We relaxed in our dome, ate our picnic stuff for dinner and then when it was dark, sat outside in simple chairs looking up at the gorgeous open sky full of twinkling stars. The telescope was heavy-duty and it was the first time we saw the planet of Saturn and its rings/moons as well as the craters of the moon. It was quite an experience to look at a planet or star…then stop looking for a minute or two to find when we went back to look at that same planet, it wasn’t there. And that was because we needed to move the telescope over a bit…the earth was turning and therefore we had to change our viewpoint. It was so interesting to see with our own eyes the impact of how fast the earth was spinning.
After entertaining ourselves outside in the cold…we moved into the dome to get to bed early. We want to be up early and get a head-start on hiking before it gets too hot.
The winery tour of Bodega Tapiz started out in their vineyard…the tour guide had us take a close look at the grapevines, how they are watered, the soil they were planted in and then of course how the grape tasted straight off the vine.
We followed the guide towards the huge warehouse and stopped to listen briefly as to which piece of machinery was used for what during the wine making process. Once inside the building, we saw tons of stainless steel tanks holding all kinds of wine and we listened to the details of aging wine…in fact, the tour guide gave us each a wine glass and had us taste “grape juice” which had only been in the tank for a handful of days vs. the same grape juice which had been aging for quite some time in a different tank. We had never gotten to taste the juice out of a tank that early in the wine making process and were very impressed by how much we were learning in this particular tour. For example, when we tasted the grape off the vine, it was important not to chew the seeds nor the skin of the grape which have all the tannins in them…just the juice to see how sweet it was.
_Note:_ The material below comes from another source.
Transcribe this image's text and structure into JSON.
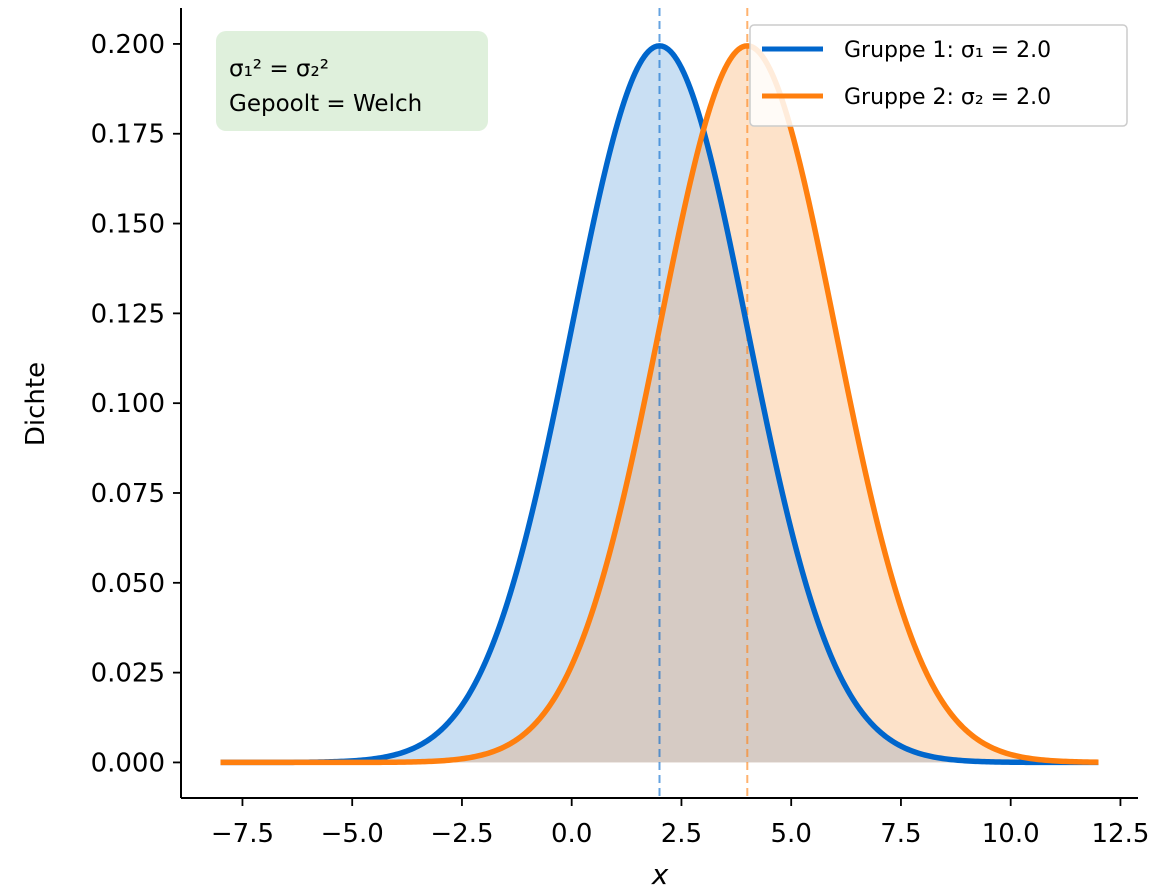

After our tank tasting, we walked over to the room in the back filled to the ceiling with oak barrels. There was a women outside of the room standing in front of a line of barrels with gloves on and what looked like a long piece of wire with a white tab on the end of it. The white tab was lit with a match and started burning like incense, she then placed it inside the barrel. The white tab was actually sulfur dioxide and they were using this method to keep the barrels clean when there was no wine being stored in them. The sulfur keeps the oxygen out which keeps out things like bacteria and mold.
The guide pulled us into the room stacked with barrels which all contained wine being oak aged and pointed out how the walls were filled with small rocks in place of standard insulation…they did this to keep the room cooler than the rest of the warehouse. He gave us tastings of the various oak aged wines before the tour ended and then we found ourselves in the small shop looking for something to buy.
We ended up buying a case of wine…the quality paired with the price placed Club Tapiz as one of our top favorites in Mendoza.
After our tour, we stopped in the little town to pick up some ice cream from the local Heladaria (ice cream shop) and placed a to go order at a small neighborhood restaurant. We took all our food back to our hotel where we ate, drank and chilled out for the rest of the evening.